Quand ce claveciniste officiel de Frédéric II à la cour de Postdam pouvait « suivre sans vergogne sa muse et ne s’inquiéter en rien des difficultés pratiques de l’exécution », il écrivait alors un style d’écriture pour clavier absolument neuf et original, une musique « vive, spirituelle, aux idées hardies, d’une grande diversité et originalité dans les formes et les modulations » dixit ses contemporains les plus bienveillants. Les autres ne verront que « manière capricieuse, coupures inattendues, modulations fantaisistes et style souvent très naïf mêlé à une affectation de science profonde » et fustigerons aussi « son goût excentrique, sa bizarrerie, son culte de la difficulté, son écriture singulière et son refus de se plier à la mode ».
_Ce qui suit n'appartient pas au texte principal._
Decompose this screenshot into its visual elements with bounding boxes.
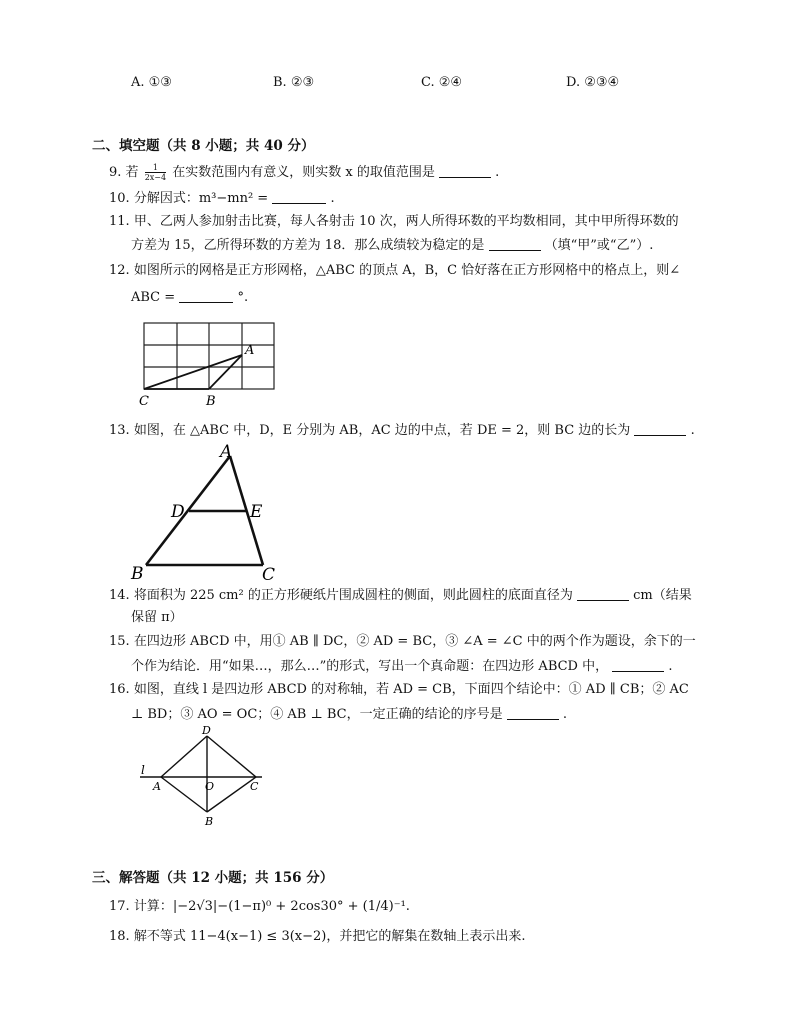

Effectivement ce compositeur - « monstrueux et manquant de compétence » selon les termes des oreilles malveillantes de l’époque - a pour fondement de son écriture une distance volontaire vis-à-vis du dogme d’unité sur le plan de l’affect. Ce dogme imposait pour chaque pièce et mouvement d’une œuvre, un même état d’âme. Partant de ses improvisations au clavicorde, Carl Philipp Emmanuel Bach préconisait un mode d’écriture qui fait apparaître chaque tournure comme le fruit d’une inspiration subite, plutôt que comme conséquence d’un état d’esprit prédéterminé. Une forme n’est alors « ni bonne ni mauvaise et la valeur d’une pièce ne vaut que pour elle-même ».
« Le musicien ne peut toucher le cœur d’autrui s’il n’a été touché lui-même ; on doit revêtir à chaque mesure un sentiment différent » énonçait ce compositeur.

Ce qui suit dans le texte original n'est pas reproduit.